The body corporate has the duty to insure the building or buildings of the scheme, and all improvements to the common property (including improvements to exclusive use areas), and to keep them insured for their replacement value against fire and other risks, as prescribed by the management rules or by a special resolution of the owners. This function is exercised by the trustees on behalf of the body corporate as directed by the Sectional Titles Schemes Management Act (STSMA).

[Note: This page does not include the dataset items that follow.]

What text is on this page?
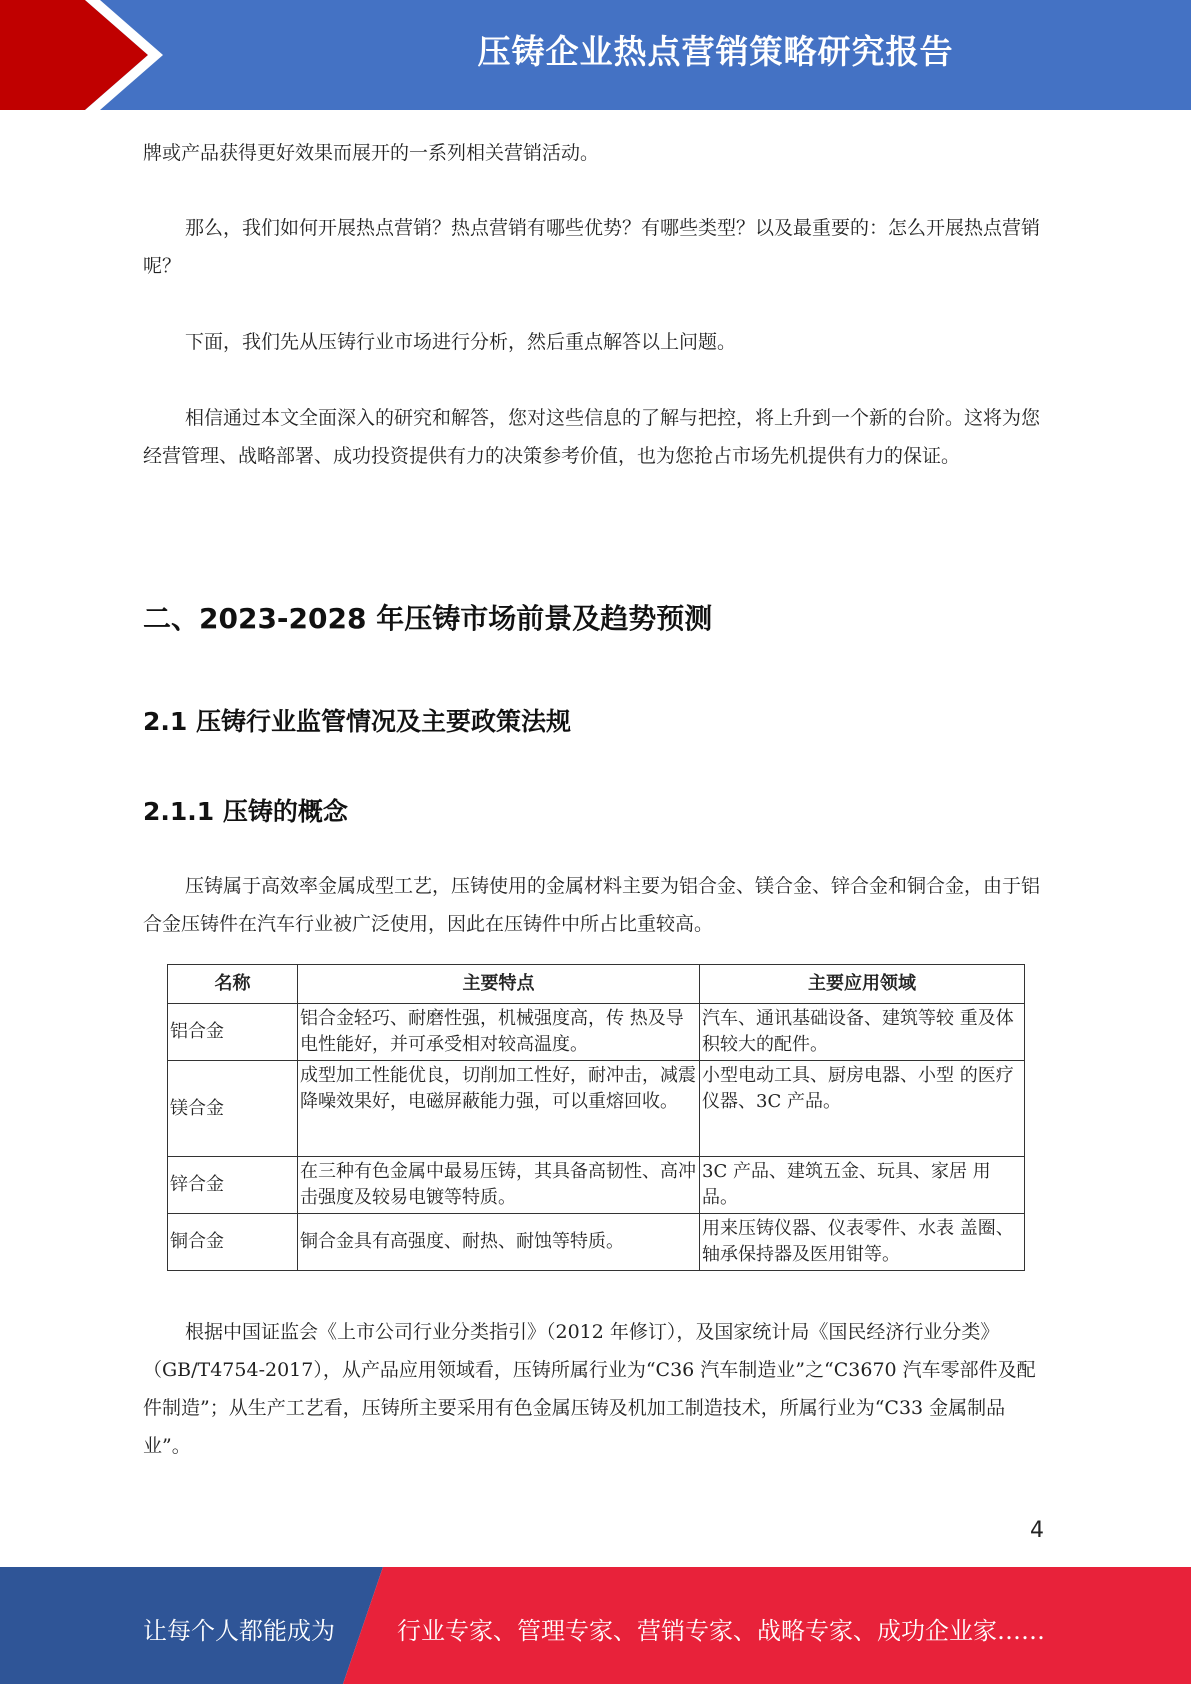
压铸企业热点营销策略研究报告
牌或产品获得更好效果而展开的一系列相关营销活动。
那么，我们如何开展热点营销？热点营销有哪些优势？有哪些类型？以及最重要的：怎么开展热点营销呢？
下面，我们先从压铸行业市场进行分析，然后重点解答以上问题。
相信通过本文全面深入的研究和解答，您对这些信息的了解与把控，将上升到一个新的台阶。这将为您经营管理、战略部署、成功投资提供有力的决策参考价值，也为您抢占市场先机提供有力的保证。
二、2023-2028 年压铸市场前景及趋势预测
2.1 压铸行业监管情况及主要政策法规
2.1.1 压铸的概念
压铸属于高效率金属成型工艺，压铸使用的金属材料主要为铝合金、镁合金、锌合金和铜合金，由于铝合金压铸件在汽车行业被广泛使用，因此在压铸件中所占比重较高。
名称	主要特点	主要应用领域
铝合金	铝合金轻巧、耐磨性强，机械强度高，传 热及导电性能好，并可承受相对较高温度。	汽车、通讯基础设备、建筑等较 重及体积较大的配件。
镁合金	成型加工性能优良，切削加工性好，耐冲击，减震降噪效果好，电磁屏蔽能力强，可以重熔回收。	小型电动工具、厨房电器、小型 的医疗仪器、3C 产品。
锌合金	在三种有色金属中最易压铸，其具备高韧性、高冲击强度及较易电镀等特质。	3C 产品、建筑五金、玩具、家居 用品。
铜合金	铜合金具有高强度、耐热、耐蚀等特质。	用来压铸仪器、仪表零件、水表 盖圈、轴承保持器及医用钳等。
根据中国证监会《上市公司行业分类指引》（2012 年修订），及国家统计局《国民经济行业分类》（GB/T4754-2017），从产品应用领域看，压铸所属行业为“C36 汽车制造业”之“C3670 汽车零部件及配件制造”；从生产工艺看，压铸所主要采用有色金属压铸及机加工制造技术，所属行业为“C33 金属制品业”。
4
让每个人都能成为	行业专家、管理专家、营销专家、战略专家、成功企业家……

A body corporate must make sure that it is sufficiently covered and that its insurance policy contains the following:
Building insurance
The body corporate must obtain coverage to insure its building or buildings. The body corporate must ensure that its insurance policy provides sufficient cover over the building or buildings to their replacement value against fire and certain prescribed risks. A body corporate must obtain a replacement valuation of all buildings and improvements that it must insure at least every three years and present such replacement valuation at the AGM.
Liability insurance
The STSMA deems it necessary for a body corporate to take out public liability insurance to cover itself from the risk of possible liability to pay compensation in respect of bodily injury to, death or illness of a person on or in connection with the common property and any damage to or loss of property that is sustained as a result of an occurrence or happening in connection with the common property.
Fidelity insurance
Bodies corporate also risk losing money as a result of fraud or dishonesty and therefore require coverage for this risk under its insurance policy. This is not the same as the cover obtained via the Fidelity Fund Certificate issued by the Estate Agency Affairs Board (EAAB) acquired by managing agents operating a trust account on behalf of the body corporate. This is additional prescribed cover that the body corporate must take out with an insurer. There is a minimum amount of coverage that a community scheme is directed to have, as prescribed by the CSOSA regulations.
What can go wrong if a Body Corporate has insufficient insurance coverage?
If a body corporate has insufficient coverage on its building insurance then there is a risk that If a building is destroyed, the section owners will be liable for all costs to replace or restore the building or buildings to their original state or lose their properties.
If a body corporate has insufficient coverage on its liability insurance then it may be liable for damages if sued for accidents that happen on common property. If a body corporate has insufficient coverage on its fidelity insurance it is at risk of losing money as a result of fraud and/or dishonesty.
Insufficient coverage on insurance will also have an impact on the body corporate’s annual financial statement audit and the auditors may have to report such findings in their audit report.